En 2010, des scientifiques ont découvert que la télomérase peut inverser certaines conditions liées à l’âge chez la souris. Cela peut avoir un potentiel en médecine régénérative. 2 Des souris déficientes en télomérase ont été utilisées dans ces études ; ces souris présentent une atrophie tissulaire, un épuisement des cellules souches, une défaillance des organes et une diminution des capacités de réparation des lésions tissulaires. La réactivation de la télomérase chez ces souris a provoqué l’extension des télomères, réduit les dommages à l’ADN, inversé la neurodégénérescence et amélioré la fonction des testicules, de la rate et des intestins. Ainsi, la réactivation des télomères peut avoir un potentiel pour traiter les maladies liées à l’âge chez l’humain.
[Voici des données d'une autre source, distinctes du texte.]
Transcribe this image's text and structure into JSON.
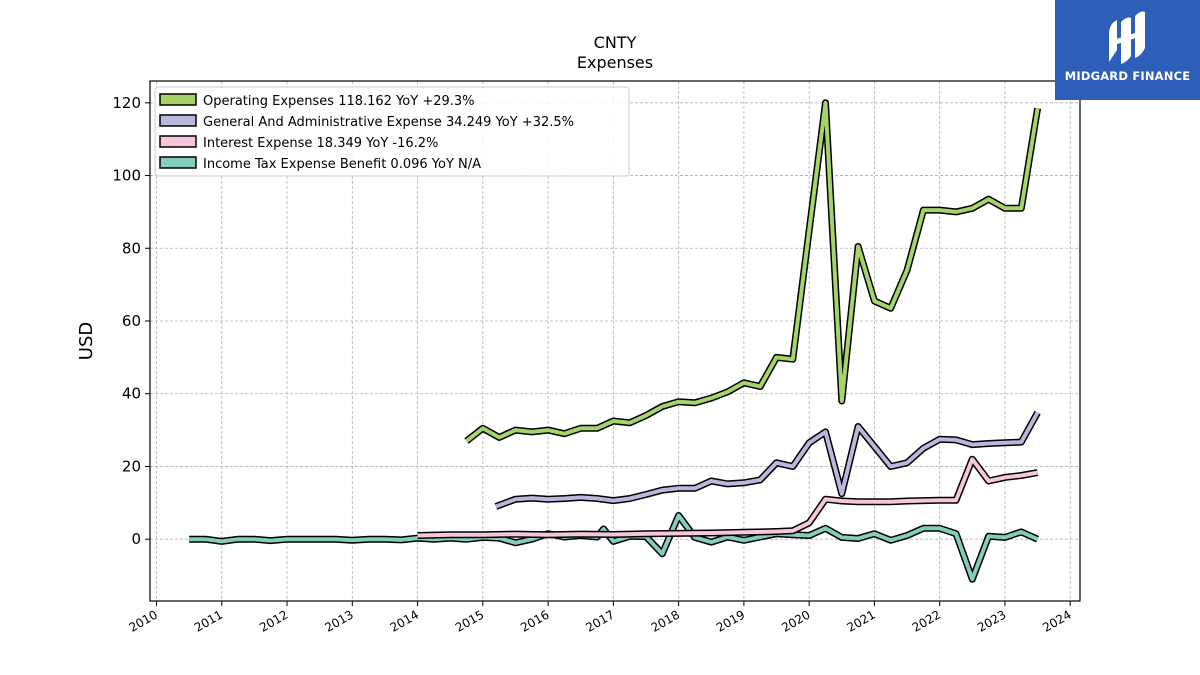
{
  "logo": {
    "text": "MIDGARD FINANCE",
    "bg": "#2d5fb8"
  },
  "chart_data": {
    "type": "line",
    "title": "CNTY",
    "subtitle": "Expenses",
    "ylabel": "USD",
    "xlabel": "",
    "xlim": [
      2009.9,
      2024.15
    ],
    "ylim": [
      -17,
      126
    ],
    "yticks": [
      0,
      20,
      40,
      60,
      80,
      100,
      120
    ],
    "xticks": [
      2010,
      2011,
      2012,
      2013,
      2014,
      2015,
      2016,
      2017,
      2018,
      2019,
      2020,
      2021,
      2022,
      2023,
      2024
    ],
    "grid": true,
    "legend_position": "top-left",
    "series": [
      {
        "name": "Operating Expenses  118.162 YoY +29.3%",
        "color": "#a6d36a",
        "points": [
          [
            2014.75,
            27
          ],
          [
            2015.0,
            30.5
          ],
          [
            2015.25,
            28
          ],
          [
            2015.5,
            30
          ],
          [
            2015.75,
            29.5
          ],
          [
            2016.0,
            30
          ],
          [
            2016.25,
            29
          ],
          [
            2016.5,
            30.5
          ],
          [
            2016.75,
            30.5
          ],
          [
            2017.0,
            32.5
          ],
          [
            2017.25,
            32
          ],
          [
            2017.5,
            34
          ],
          [
            2017.75,
            36.5
          ],
          [
            2018.0,
            37.8
          ],
          [
            2018.25,
            37.5
          ],
          [
            2018.5,
            38.8
          ],
          [
            2018.75,
            40.5
          ],
          [
            2019.0,
            43
          ],
          [
            2019.25,
            42
          ],
          [
            2019.5,
            50
          ],
          [
            2019.75,
            49.5
          ],
          [
            2020.0,
            85
          ],
          [
            2020.25,
            120
          ],
          [
            2020.5,
            38
          ],
          [
            2020.75,
            80.5
          ],
          [
            2021.0,
            65.5
          ],
          [
            2021.25,
            63.5
          ],
          [
            2021.5,
            74
          ],
          [
            2021.75,
            90.5
          ],
          [
            2022.0,
            90.5
          ],
          [
            2022.25,
            90
          ],
          [
            2022.5,
            91
          ],
          [
            2022.75,
            93.5
          ],
          [
            2023.0,
            91
          ],
          [
            2023.25,
            91
          ],
          [
            2023.5,
            118.5
          ]
        ]
      },
      {
        "name": "General And Administrative Expense  34.249 YoY +32.5%",
        "color": "#b9b7dd",
        "points": [
          [
            2015.2,
            9
          ],
          [
            2015.5,
            11
          ],
          [
            2015.75,
            11.3
          ],
          [
            2016.0,
            11
          ],
          [
            2016.25,
            11.2
          ],
          [
            2016.5,
            11.5
          ],
          [
            2016.75,
            11.2
          ],
          [
            2017.0,
            10.6
          ],
          [
            2017.25,
            11.2
          ],
          [
            2017.5,
            12.3
          ],
          [
            2017.75,
            13.5
          ],
          [
            2018.0,
            14
          ],
          [
            2018.25,
            14
          ],
          [
            2018.5,
            16
          ],
          [
            2018.75,
            15.2
          ],
          [
            2019.0,
            15.5
          ],
          [
            2019.25,
            16.3
          ],
          [
            2019.5,
            21
          ],
          [
            2019.75,
            20
          ],
          [
            2020.0,
            26.5
          ],
          [
            2020.25,
            29.5
          ],
          [
            2020.5,
            12.5
          ],
          [
            2020.75,
            31
          ],
          [
            2021.0,
            25.5
          ],
          [
            2021.25,
            20
          ],
          [
            2021.5,
            21
          ],
          [
            2021.75,
            25
          ],
          [
            2022.0,
            27.5
          ],
          [
            2022.25,
            27.3
          ],
          [
            2022.5,
            26
          ],
          [
            2022.75,
            26.3
          ],
          [
            2023.0,
            26.5
          ],
          [
            2023.25,
            26.7
          ],
          [
            2023.5,
            34.8
          ]
        ]
      },
      {
        "name": "Interest Expense  18.349 YoY -16.2%",
        "color": "#f6c6dc",
        "points": [
          [
            2014.0,
            1
          ],
          [
            2014.5,
            1.2
          ],
          [
            2015.0,
            1.2
          ],
          [
            2015.5,
            1.4
          ],
          [
            2016.0,
            1.2
          ],
          [
            2016.5,
            1.4
          ],
          [
            2017.0,
            1.3
          ],
          [
            2017.5,
            1.5
          ],
          [
            2018.0,
            1.6
          ],
          [
            2018.5,
            1.7
          ],
          [
            2019.0,
            1.9
          ],
          [
            2019.5,
            2.1
          ],
          [
            2019.75,
            2.3
          ],
          [
            2020.0,
            4.5
          ],
          [
            2020.25,
            11
          ],
          [
            2020.5,
            10.5
          ],
          [
            2020.75,
            10.3
          ],
          [
            2021.0,
            10.3
          ],
          [
            2021.25,
            10.3
          ],
          [
            2021.5,
            10.5
          ],
          [
            2021.75,
            10.6
          ],
          [
            2022.0,
            10.7
          ],
          [
            2022.25,
            10.7
          ],
          [
            2022.5,
            22
          ],
          [
            2022.75,
            16
          ],
          [
            2023.0,
            17
          ],
          [
            2023.25,
            17.5
          ],
          [
            2023.5,
            18.3
          ]
        ]
      },
      {
        "name": "Income Tax Expense Benefit  0.096 YoY N/A",
        "color": "#82cdbb",
        "points": [
          [
            2010.5,
            0
          ],
          [
            2010.75,
            0
          ],
          [
            2011.0,
            -0.6
          ],
          [
            2011.25,
            0
          ],
          [
            2011.5,
            0
          ],
          [
            2011.75,
            -0.4
          ],
          [
            2012.0,
            0
          ],
          [
            2012.25,
            0
          ],
          [
            2012.5,
            0
          ],
          [
            2012.75,
            0
          ],
          [
            2013.0,
            -0.3
          ],
          [
            2013.25,
            0
          ],
          [
            2013.5,
            0
          ],
          [
            2013.75,
            -0.2
          ],
          [
            2014.0,
            0.3
          ],
          [
            2014.25,
            0
          ],
          [
            2014.5,
            0.3
          ],
          [
            2014.75,
            0
          ],
          [
            2015.0,
            0.5
          ],
          [
            2015.25,
            0.3
          ],
          [
            2015.5,
            -1
          ],
          [
            2015.75,
            0
          ],
          [
            2016.0,
            1.5
          ],
          [
            2016.25,
            0.6
          ],
          [
            2016.5,
            1
          ],
          [
            2016.75,
            0.6
          ],
          [
            2016.85,
            2.8
          ],
          [
            2017.0,
            -0.6
          ],
          [
            2017.25,
            0.8
          ],
          [
            2017.5,
            0.7
          ],
          [
            2017.75,
            -4
          ],
          [
            2018.0,
            6.5
          ],
          [
            2018.25,
            0.5
          ],
          [
            2018.5,
            -0.8
          ],
          [
            2018.75,
            0.6
          ],
          [
            2019.0,
            -0.3
          ],
          [
            2019.25,
            0.6
          ],
          [
            2019.5,
            1.5
          ],
          [
            2019.75,
            1.2
          ],
          [
            2020.0,
            1
          ],
          [
            2020.25,
            3
          ],
          [
            2020.5,
            0.5
          ],
          [
            2020.75,
            0.2
          ],
          [
            2021.0,
            1.5
          ],
          [
            2021.25,
            -0.3
          ],
          [
            2021.5,
            1
          ],
          [
            2021.75,
            3
          ],
          [
            2022.0,
            3
          ],
          [
            2022.25,
            1.5
          ],
          [
            2022.5,
            -11
          ],
          [
            2022.75,
            0.8
          ],
          [
            2023.0,
            0.5
          ],
          [
            2023.25,
            2
          ],
          [
            2023.5,
            0
          ]
        ]
      }
    ]
  }
}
Le cancer se caractérise par une division cellulaire incontrôlée de cellules anormales. Les cellules accumulent des mutations, prolifèrent de manière incontrôlable et peuvent migrer vers différentes parties du corps par un processus appelé métastase. Les scientifiques ont observé que les cellules cancéreuses ont des télomères considérablement raccourcis et que la télomérase est active dans ces cellules. Fait intéressant, ce n’est qu’après que les télomères aient été raccourcis dans les cellules cancéreuses que la télomérase est devenue active. Si l’action de la télomérase dans ces cellules peut être inhibée par des médicaments pendant le traitement du cancer, la division des cellules cancéreuses pouvant potentiellement être arrêtée.

Notes de bas de page

2Jaskelioff et coll., « Telomerase reactivation reverses tissue degeneration in aged telomerase-deficient mice », Nature 469 (2011): 102-7.